Jetpack Monitor uses a distributed set of nodes in different data centers to check the response being received from sites running Jetpack. After an initial failure from one node, multiple secondary nodes are used to verify the initial results before triggering a notification (via email) to the user. Requests are executed as HEAD requests, and only currently verify HTTP response codes (not actual page content).
Immediately before sending the notification to users, Monitor may send a webhook-style request to the host of the site in question (host is determined per our records, based primarily on DNS information).
Optionally, a host may respond to this initial notification to indicate that the site in question is known to be down (e.g. scheduled maintenance) and thus we may suppress notifying the user of their downtime at our discretion.
Jetpack Monitor will make an HTTP POST request to the URI you specify. The POST will contain a body which is the JSON-encoded details of the last check for a site. It will look approximately like this:
{"ts":1385139152,"url":"http:\/\/example.com","code":403,"host":"example","type":"http"}
Fields included are:
- ts: Timestamp of the last check, as a UNIX style timestamp.
- url: The URL that was checked (with forward slashes escaped)
- code: The highest HTTP response code we received during the last check.
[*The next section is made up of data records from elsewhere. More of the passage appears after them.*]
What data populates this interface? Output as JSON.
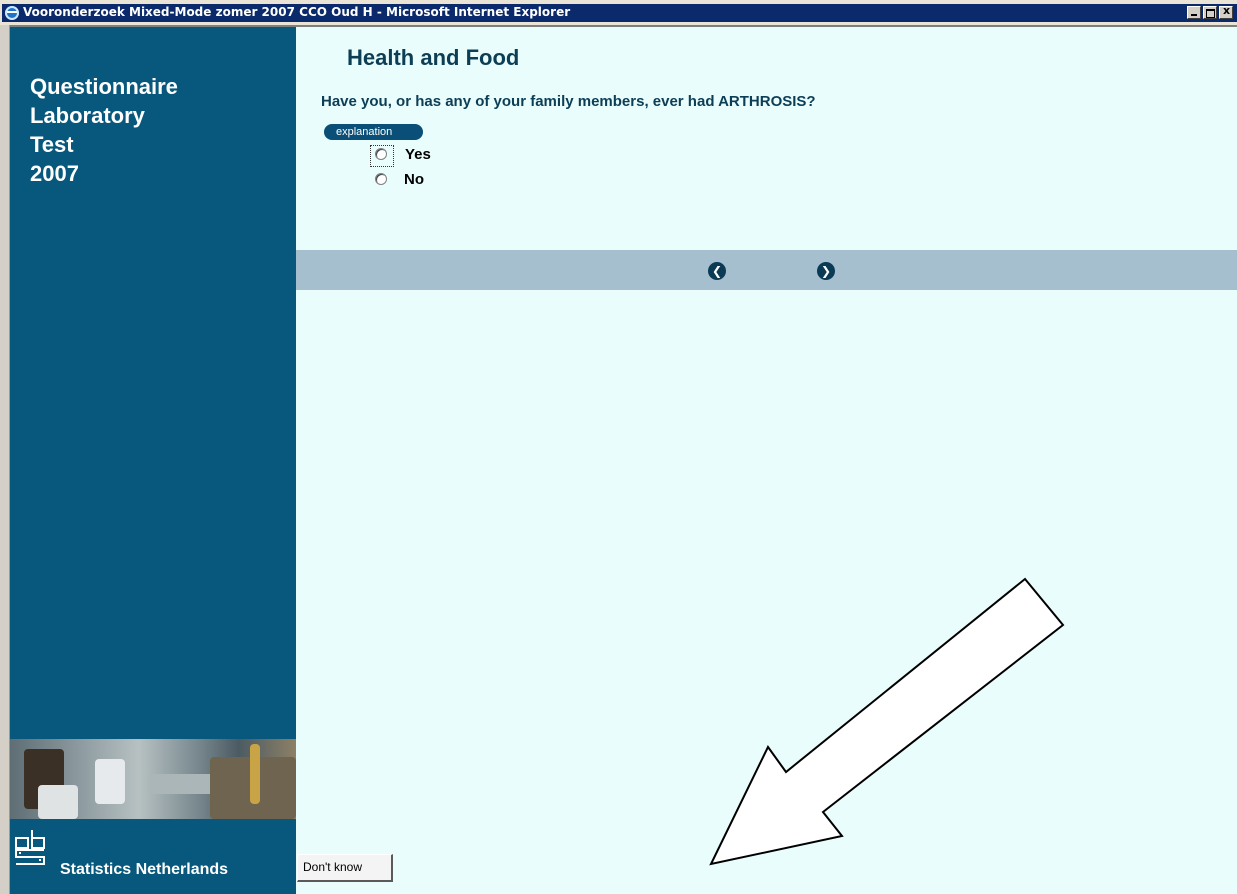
{
  "window": {
    "title": "Vooronderzoek Mixed-Mode zomer 2007 CCO Oud H - Microsoft Internet Explorer",
    "controls": [
      "minimize-icon",
      "maximize-icon",
      "close-icon"
    ]
  },
  "sidebar": {
    "title_lines": [
      "Questionnaire",
      "Laboratory",
      "Test",
      "2007"
    ],
    "brand": "Statistics Netherlands",
    "background": "#07587c"
  },
  "main": {
    "section_title": "Health and Food",
    "question": "Have you, or has any of your family members, ever had ARTHROSIS?",
    "explanation_label": "explanation",
    "options": [
      {
        "label": "Yes",
        "selected": false,
        "focused": true
      },
      {
        "label": "No",
        "selected": false,
        "focused": false
      }
    ],
    "nav": {
      "prev_icon": "chevron-left-icon",
      "next_icon": "chevron-right-icon"
    },
    "dont_know_label": "Don't know",
    "background": "#eafdfd"
  },
  "colors": {
    "titlebar": "#0b2a6b",
    "nav_bar": "#a6bfcf",
    "heading": "#0c3e56"
  }
}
Note that since multiple nodes are used to verify a URL, it is possible for one node to receive e.g. a 200 response, while another gets a 500. In this case, we will return the 500. Can contain any HTTP status code, including 200 (indicating site is back online). If code is ‘0’, then there was a timeout on our verification check. Any non 2xx code is considered a failure.
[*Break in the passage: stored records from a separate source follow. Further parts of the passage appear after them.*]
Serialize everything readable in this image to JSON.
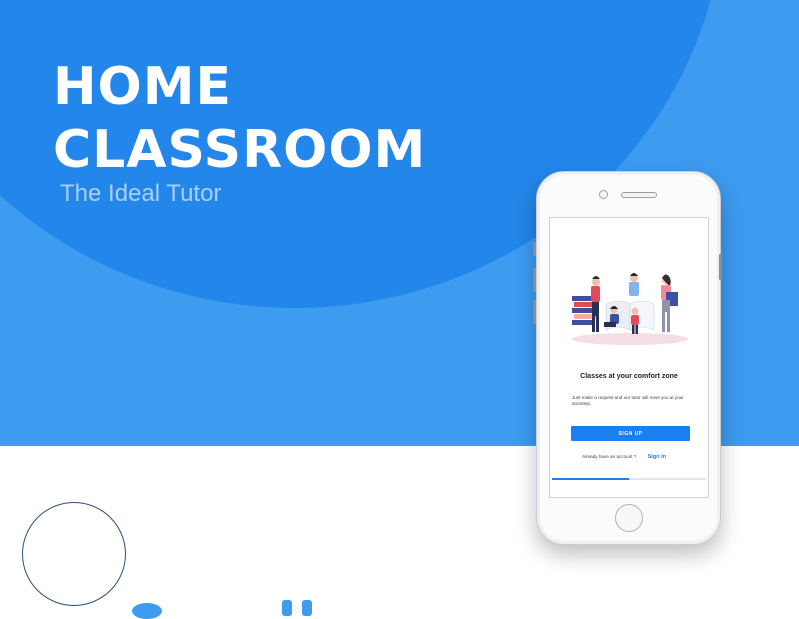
{
  "hero": {
    "title_line1": "HOME",
    "title_line2": "CLASSROOM",
    "subtitle": "The Ideal Tutor"
  },
  "phone_screen": {
    "illustration_icon": "students-with-books-illustration",
    "headline": "Classes at your comfort zone",
    "description": "Just make a request and our tutor will meet you at your doorstep.",
    "signup_label": "SIGN UP",
    "account_prompt": "Already have an account ?",
    "signin_label": "Sign in",
    "onboarding_progress_fraction": 0.5
  },
  "colors": {
    "hero_background": "#3d9bf0",
    "hero_circle": "#2386ea",
    "accent": "#1a7ff0",
    "circle_outline": "#2a4e82"
  }
}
- host: A string/”slug” representing who we think the host of this site is. Normally based off either DNS or ASN records.
- type: Indication of what kind of error was encountered. Currently only supports “http”
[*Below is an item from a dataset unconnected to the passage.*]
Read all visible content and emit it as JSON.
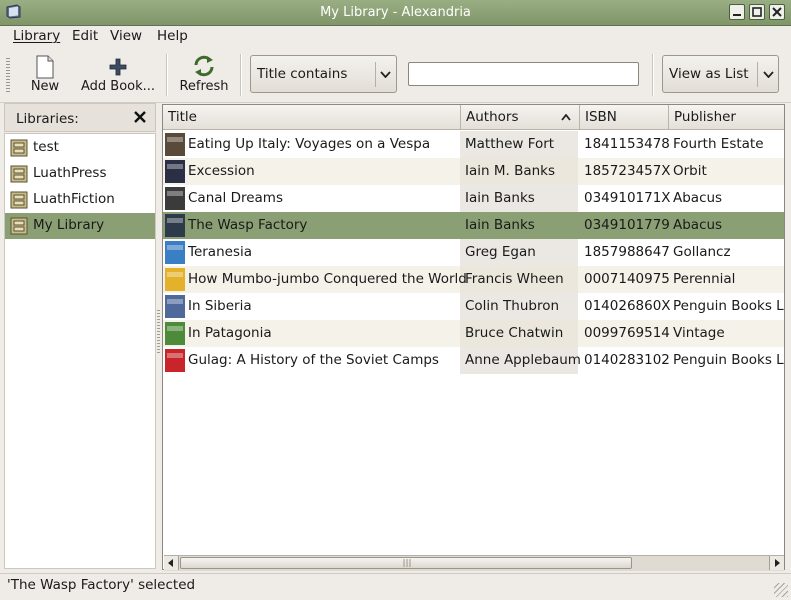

When we notify you of an unexpected/normal downtime event, your endpoint should just respond to our request with an HTTP 200 status, with the string ok
in the body (no quotes, no period).
In the case where the specific URL (or entire host) is known to be down, you may optionally respond with a timestamp (full UTC ISO 8601 format; 2017-11-05T13:15:30Z), indicating the expected time after which the site will be online again. An HTTP 200 is still expected in this case. Given this timestamp, we may optionally suppress further webhook notifications/requests to your endpoint until that time for this site/partner, to reduce redundant requests. We may also use this timestamp as an indication to suppress notification to the user.